Vous venez de reprendre l’entreprise Heberlein Technology SA qui était en mains chinoises. Quelle est l’histoire de cette entreprise?

Heberlein a été reprise en septembre 2023 et était en effet précédemment détenue par un groupe financier chinois. Nous détenons la majorité du capital, mais la direction est aussi investie, ainsi que deux vétérans de l’industrie qui agissent sur le conseil d’administration en tant qu’indépendants.

Il s’agit d’un fleuron de l’industrie textile, fondé en 1835 et qui compte presque 200 ans d’existence. L’entreprise est localisée dans le berceau de l’industrie textile suisse à Wattwil dans le canton de Saint-Gall. Heberlein fabrique des composantes de pointes pour les machines de production de textile dont plus de 80 % sont exportés à l’étranger, en particulier sur les marchés asiatiques. C’est un peu le «Intel Inside» des machines dans le textile.

Qu’est-ce qui a été déterminant dans votre décision de l’acquérir?

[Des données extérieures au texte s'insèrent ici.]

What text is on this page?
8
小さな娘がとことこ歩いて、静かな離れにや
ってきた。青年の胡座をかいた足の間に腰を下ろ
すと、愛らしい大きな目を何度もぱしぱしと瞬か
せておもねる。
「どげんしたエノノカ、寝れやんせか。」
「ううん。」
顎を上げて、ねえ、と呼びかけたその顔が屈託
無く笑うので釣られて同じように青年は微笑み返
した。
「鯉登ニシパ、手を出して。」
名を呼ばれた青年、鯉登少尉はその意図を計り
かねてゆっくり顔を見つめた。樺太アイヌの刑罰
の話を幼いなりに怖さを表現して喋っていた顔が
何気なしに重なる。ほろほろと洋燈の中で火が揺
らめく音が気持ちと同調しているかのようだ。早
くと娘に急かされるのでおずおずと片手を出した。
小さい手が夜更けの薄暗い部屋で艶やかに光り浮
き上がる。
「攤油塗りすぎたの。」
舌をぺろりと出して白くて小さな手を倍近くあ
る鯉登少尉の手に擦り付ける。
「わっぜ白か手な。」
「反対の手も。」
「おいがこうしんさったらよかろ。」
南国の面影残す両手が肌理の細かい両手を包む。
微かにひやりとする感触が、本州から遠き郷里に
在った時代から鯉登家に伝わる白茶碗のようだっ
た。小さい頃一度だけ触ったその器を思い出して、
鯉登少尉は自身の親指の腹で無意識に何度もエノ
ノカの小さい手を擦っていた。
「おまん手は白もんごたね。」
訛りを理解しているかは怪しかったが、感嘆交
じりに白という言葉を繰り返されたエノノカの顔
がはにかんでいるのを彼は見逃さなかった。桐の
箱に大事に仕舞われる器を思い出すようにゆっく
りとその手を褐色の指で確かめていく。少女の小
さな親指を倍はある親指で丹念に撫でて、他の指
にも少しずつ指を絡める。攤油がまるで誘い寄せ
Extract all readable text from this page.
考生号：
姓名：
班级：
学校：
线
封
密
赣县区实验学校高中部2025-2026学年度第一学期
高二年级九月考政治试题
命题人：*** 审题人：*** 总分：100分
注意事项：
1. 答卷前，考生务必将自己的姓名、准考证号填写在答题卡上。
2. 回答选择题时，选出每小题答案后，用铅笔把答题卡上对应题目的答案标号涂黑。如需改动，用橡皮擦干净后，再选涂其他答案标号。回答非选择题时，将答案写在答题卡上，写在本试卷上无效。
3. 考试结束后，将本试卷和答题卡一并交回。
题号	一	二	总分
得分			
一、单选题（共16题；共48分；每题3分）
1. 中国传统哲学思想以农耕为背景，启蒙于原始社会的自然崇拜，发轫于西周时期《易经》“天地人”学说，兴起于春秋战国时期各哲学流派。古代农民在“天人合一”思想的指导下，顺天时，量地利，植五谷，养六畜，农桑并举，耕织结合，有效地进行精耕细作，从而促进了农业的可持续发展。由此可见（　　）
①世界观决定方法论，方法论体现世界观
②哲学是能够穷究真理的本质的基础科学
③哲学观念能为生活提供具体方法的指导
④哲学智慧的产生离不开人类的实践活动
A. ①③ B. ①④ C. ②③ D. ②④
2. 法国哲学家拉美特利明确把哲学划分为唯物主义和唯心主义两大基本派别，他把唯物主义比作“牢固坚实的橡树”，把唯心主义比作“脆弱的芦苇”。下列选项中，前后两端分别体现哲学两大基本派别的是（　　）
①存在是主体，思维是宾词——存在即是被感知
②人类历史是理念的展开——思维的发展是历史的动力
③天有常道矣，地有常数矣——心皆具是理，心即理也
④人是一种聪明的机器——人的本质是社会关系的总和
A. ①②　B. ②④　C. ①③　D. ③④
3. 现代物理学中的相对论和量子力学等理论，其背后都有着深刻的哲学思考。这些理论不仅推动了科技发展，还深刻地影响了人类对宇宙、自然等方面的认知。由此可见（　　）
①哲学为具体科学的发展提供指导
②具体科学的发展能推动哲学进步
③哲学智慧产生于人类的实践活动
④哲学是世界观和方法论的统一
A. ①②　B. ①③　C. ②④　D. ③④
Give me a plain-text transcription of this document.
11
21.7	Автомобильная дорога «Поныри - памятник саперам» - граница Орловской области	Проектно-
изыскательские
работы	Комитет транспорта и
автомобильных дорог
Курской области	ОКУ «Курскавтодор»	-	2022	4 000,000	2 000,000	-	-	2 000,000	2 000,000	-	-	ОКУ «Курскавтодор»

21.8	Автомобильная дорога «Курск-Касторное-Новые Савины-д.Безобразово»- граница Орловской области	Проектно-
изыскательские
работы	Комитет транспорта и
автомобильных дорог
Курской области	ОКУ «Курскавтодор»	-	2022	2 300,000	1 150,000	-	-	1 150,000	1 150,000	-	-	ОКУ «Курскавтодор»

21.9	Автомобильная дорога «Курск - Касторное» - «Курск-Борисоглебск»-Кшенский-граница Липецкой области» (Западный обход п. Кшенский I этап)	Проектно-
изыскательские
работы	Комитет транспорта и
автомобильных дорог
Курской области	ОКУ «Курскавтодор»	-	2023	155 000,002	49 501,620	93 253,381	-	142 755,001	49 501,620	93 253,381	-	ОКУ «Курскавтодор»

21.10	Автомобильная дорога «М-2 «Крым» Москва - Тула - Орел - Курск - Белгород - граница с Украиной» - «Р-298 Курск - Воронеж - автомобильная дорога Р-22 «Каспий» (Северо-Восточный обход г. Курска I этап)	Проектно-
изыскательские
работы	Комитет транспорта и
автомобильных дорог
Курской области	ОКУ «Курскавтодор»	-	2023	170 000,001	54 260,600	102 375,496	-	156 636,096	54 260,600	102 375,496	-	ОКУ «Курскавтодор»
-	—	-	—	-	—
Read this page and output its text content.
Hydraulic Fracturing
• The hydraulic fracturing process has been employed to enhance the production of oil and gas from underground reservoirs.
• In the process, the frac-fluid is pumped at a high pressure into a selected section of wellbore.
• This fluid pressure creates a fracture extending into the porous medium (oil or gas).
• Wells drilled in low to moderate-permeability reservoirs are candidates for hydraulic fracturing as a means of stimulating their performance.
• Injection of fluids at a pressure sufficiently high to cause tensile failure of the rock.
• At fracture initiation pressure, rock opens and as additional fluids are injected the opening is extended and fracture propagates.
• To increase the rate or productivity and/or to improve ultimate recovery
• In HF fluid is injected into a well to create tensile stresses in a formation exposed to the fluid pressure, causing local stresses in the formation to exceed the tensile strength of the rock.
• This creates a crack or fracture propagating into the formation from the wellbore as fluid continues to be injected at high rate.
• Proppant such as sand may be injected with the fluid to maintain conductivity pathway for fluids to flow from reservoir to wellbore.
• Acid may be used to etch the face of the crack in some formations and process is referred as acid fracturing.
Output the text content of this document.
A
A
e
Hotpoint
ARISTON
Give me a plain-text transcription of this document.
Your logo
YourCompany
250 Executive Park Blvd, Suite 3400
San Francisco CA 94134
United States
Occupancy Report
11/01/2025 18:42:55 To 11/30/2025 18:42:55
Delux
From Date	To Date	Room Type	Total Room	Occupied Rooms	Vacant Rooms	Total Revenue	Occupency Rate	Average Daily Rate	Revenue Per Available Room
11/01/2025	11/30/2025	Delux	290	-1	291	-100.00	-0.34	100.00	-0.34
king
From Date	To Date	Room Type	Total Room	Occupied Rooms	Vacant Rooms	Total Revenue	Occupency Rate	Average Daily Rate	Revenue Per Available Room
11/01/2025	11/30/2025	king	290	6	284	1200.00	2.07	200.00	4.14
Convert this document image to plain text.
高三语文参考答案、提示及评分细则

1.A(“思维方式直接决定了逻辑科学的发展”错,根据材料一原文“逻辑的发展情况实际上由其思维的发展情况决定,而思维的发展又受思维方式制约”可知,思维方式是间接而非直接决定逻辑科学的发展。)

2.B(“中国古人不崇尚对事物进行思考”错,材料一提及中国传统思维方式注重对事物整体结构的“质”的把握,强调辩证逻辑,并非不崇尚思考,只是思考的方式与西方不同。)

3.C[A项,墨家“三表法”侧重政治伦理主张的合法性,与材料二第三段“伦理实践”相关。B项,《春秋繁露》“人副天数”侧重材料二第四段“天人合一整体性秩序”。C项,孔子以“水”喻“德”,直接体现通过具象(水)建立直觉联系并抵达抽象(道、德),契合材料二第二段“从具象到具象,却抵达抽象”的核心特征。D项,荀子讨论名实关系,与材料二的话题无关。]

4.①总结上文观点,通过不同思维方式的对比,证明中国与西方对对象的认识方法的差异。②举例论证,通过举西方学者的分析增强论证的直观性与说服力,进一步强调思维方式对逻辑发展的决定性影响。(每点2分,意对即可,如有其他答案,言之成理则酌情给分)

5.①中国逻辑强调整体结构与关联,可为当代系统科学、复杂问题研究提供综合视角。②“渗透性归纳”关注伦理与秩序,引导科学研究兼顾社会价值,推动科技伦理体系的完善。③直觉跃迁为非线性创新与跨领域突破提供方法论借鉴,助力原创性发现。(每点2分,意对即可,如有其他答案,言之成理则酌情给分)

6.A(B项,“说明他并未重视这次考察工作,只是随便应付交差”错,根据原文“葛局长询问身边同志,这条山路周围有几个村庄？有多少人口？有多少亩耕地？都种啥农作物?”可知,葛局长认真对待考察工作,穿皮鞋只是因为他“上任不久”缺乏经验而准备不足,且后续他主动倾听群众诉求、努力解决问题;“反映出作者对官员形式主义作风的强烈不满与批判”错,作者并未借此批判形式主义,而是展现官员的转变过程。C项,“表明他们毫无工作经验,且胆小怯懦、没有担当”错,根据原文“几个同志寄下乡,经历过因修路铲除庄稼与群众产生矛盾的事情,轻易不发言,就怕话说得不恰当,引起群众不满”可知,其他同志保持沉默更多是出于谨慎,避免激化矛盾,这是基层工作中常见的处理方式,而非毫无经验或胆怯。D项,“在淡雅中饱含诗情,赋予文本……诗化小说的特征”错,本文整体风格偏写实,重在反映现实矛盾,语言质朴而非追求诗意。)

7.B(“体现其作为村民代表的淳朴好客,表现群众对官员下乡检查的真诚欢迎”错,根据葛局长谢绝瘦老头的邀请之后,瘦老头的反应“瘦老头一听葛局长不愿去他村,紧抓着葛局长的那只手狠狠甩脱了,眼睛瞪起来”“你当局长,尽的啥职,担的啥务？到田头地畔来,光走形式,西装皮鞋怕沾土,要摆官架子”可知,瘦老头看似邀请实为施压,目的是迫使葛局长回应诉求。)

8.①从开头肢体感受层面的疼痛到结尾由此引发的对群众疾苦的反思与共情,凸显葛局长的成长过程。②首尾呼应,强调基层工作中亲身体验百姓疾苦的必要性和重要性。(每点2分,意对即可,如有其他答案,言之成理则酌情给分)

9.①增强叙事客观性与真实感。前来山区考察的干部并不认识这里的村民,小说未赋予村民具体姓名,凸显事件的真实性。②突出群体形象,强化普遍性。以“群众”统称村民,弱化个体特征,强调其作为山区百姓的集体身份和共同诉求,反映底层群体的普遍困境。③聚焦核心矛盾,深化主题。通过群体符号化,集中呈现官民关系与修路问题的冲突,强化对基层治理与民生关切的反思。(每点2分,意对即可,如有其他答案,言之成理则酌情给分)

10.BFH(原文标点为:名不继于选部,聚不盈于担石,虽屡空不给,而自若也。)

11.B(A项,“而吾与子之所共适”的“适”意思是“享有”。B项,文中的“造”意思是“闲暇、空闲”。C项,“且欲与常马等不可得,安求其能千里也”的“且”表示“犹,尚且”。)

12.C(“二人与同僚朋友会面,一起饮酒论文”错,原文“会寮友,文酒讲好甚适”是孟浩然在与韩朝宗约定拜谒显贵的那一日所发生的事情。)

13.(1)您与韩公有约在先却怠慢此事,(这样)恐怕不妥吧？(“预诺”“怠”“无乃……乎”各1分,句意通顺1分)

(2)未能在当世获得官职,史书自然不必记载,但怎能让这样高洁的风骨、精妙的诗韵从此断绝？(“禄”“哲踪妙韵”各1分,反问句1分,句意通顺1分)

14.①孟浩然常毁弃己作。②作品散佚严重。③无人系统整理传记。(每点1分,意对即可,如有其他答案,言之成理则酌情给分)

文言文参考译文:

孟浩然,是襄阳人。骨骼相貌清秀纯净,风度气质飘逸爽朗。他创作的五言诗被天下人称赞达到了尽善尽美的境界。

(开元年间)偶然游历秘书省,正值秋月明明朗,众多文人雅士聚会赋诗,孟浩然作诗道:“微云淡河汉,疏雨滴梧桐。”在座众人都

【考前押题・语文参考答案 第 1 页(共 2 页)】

Nous recherchons des PME qui sont leader dans des marchés de niche, soit au niveau international, régional ou national. Par l’excellence de leur résultats financiers passés, ces PME ont démontré leur capacité à générer des dividendes pour leurs actionnaires et leur résilience dans des périodes économiques difficiles et volatiles. Mais, le plus important dans notre sélection est la direction de l’entreprise et ses employés. Nous recherchons un engagement fort de la direction dans le développement futur de l’entreprise aux côtés de Renaissance. Pour ce faire, nous nous assurons que la direction soit également investie afin de garantir sur le long terme un alignement entre nos intérêts et celui du management, et surtout de donner à ce dernier l’opportunité de bénéficier financièrement des dividendes que la société générera.

Nous recherchons un engagement fort de la direction dans le développement futur de l’entreprise.

La Fondation Renaissance se présente comme un acteur de financement durable. Quelles sont vos conditions pour reprendre une PME?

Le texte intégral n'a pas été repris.